You Probably Don’t Need Selectors for Everything

You might notice that there’s a bit of overhead here. It’s another function to write and test. Another step to follow when you want to add a new piece of state. And potentially another file to think about.

So, for simple state access, or state access that you know is unlikely to be done in a lot of places, you probably don’t need a selector at all. I personally wouldn’t go “all or nothing” with selectors. Write one where it makes sense, and skip it otherwise. It’s an optional abstraction.

Using reselect for Better Performance

The selector we wrote earlier was just a plain function. It hid the detail of the state shape – great! – but it does nothing for performance. There’s no magical caching going on there.

The name is overloaded, too (yay confusion). It’s called a “selector” because it does select data from state, but most of the time when people talk about “selectors,” they mean a memoized one.

A memoized function will “remember” the last set of arguments it received, and the value it returned. Then, the next time it’s called, it’ll check – are these new arguments the same as last time? If they are, return the old value (without recomputing it). Otherwise, recompute, and remember the new set of arguments + return value. Memoization (not memorization… even though the concept is the same) is basically a fancy word for caching.

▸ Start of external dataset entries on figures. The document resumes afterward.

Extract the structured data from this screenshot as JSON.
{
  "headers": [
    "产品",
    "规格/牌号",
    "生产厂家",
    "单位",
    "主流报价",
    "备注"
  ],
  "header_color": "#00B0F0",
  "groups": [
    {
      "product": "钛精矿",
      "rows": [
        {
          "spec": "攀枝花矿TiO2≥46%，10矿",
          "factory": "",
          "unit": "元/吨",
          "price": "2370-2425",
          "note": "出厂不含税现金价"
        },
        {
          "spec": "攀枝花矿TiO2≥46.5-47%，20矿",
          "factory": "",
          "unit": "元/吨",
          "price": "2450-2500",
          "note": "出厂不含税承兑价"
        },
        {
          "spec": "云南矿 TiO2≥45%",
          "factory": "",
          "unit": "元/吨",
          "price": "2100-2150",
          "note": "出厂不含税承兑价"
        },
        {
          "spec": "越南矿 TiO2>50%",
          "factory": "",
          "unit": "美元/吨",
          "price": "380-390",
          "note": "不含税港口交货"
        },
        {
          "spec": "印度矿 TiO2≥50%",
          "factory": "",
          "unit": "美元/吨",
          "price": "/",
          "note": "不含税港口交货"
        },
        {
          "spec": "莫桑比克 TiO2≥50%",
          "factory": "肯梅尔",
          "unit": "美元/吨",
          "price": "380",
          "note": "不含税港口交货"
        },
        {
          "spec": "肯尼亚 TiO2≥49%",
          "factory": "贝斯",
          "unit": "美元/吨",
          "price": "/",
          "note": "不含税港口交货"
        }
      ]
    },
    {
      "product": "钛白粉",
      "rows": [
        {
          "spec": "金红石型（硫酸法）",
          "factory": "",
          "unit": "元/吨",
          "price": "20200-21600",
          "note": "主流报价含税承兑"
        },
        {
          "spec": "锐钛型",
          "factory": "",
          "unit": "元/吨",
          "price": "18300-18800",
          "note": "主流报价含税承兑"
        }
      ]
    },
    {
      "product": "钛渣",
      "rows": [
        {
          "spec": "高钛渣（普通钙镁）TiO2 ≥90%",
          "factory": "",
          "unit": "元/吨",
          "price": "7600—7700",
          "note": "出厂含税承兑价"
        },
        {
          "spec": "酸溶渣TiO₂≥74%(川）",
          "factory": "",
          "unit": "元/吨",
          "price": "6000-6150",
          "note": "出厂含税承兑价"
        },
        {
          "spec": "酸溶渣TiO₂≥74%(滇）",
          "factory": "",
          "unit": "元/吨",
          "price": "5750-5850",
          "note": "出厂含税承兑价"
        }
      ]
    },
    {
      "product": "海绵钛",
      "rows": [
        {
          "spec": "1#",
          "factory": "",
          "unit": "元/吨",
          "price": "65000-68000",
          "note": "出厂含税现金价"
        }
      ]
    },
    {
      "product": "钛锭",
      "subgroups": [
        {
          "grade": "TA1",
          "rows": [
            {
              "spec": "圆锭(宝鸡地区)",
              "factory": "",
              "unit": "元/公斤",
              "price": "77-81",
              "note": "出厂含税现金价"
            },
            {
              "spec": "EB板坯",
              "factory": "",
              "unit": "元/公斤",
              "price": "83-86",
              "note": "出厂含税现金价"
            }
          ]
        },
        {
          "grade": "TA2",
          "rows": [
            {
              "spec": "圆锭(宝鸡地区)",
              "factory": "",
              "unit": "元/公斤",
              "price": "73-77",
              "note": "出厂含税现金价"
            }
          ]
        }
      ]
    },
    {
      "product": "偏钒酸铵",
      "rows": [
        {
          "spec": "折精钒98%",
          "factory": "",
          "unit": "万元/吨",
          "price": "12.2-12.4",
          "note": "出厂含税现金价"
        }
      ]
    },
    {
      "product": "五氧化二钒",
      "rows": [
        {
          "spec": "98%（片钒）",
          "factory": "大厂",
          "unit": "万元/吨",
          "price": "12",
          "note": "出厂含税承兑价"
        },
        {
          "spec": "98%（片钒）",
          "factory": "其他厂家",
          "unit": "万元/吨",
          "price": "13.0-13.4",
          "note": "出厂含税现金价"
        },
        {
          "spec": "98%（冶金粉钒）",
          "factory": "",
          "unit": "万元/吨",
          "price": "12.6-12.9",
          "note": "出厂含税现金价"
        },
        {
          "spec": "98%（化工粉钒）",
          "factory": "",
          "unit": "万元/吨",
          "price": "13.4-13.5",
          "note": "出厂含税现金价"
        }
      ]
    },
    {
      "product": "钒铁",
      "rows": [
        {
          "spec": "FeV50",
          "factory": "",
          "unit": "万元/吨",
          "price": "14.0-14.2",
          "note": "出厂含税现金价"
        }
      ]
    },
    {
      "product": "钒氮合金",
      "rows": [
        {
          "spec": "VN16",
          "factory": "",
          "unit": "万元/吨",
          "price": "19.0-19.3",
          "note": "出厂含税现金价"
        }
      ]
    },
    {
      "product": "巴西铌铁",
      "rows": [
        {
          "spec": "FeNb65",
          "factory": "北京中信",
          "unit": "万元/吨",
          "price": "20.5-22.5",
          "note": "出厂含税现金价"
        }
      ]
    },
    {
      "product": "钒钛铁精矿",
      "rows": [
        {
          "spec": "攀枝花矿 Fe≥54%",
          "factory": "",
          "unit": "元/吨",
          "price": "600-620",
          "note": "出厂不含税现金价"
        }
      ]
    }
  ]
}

To create memoized selectors, you could write your own memoization function… or you can install the reselect library. (there are other selector libraries too; reselect is probably the most popular)

yarn add reselect

Then you can use the createSelector function provided by reselect to create a memoized selector. We’re gonna split up our previous selector into a couple atomic, tiny selectors too. I’ll explain why in a second.

import { createSelector } from 'reselect';

const getProducts = state => state.products.itemsById;
const getCartItemIds = state => state.currentUser.shoppingCart.itemIds;

export const selectShoppingCartItems = createSelector(
  getProducts,
  getCartItemIds,
  (products, itemIds) => itemIds.map(id => products[id])
);

What’s going on here?

We’ve split the function up into tiny fragments. Each fragment is a standalone selector for one piece of data. getProducts knows where to find products; getCartItemIds knows how to find the stuff in the cart.

Then, we combine the fragments with the createSelector function. It takes the fragments (as many as you have) and a transform function (that’s what we’re calling the last argument there).

That transform function receives the results from the fragments, and then it can do whatever it needs to do. Whatever it returns is what gets returned by the “master” selector.

createSelector returns the “master” selector which can take state and optionally props, and it passes (state, props) to each of the fragment selectors.

All of this work gets you a nice benefit: the transform function, which might be expensive/slow to run, will only run if one of the fragments returns a different value than last time (make sure the fragments are fast – like plain property access, not like mapping over an array).

I’ll mention again that if your transform function isn’t expensive (as in, it’s only accessing a property like state.foo.bar, or adding a couple numbers together or whatever), then it probably isn’t worth the hassle of creating a memoized selector for it.

Memoize Once, or Memoize Everything?

The reselect library only remembers one call + return – the very last one. If you want it to remember multiple sets of arguments and their return values, take a look at the re-reselect library. It’s a wrapper around reselect, so it works the same on the outside, but on the inside it can cache more stuff.

That’s Selectors in a Nutshell

That pretty much covers the basics! Hopefully selectors make a little more sense now.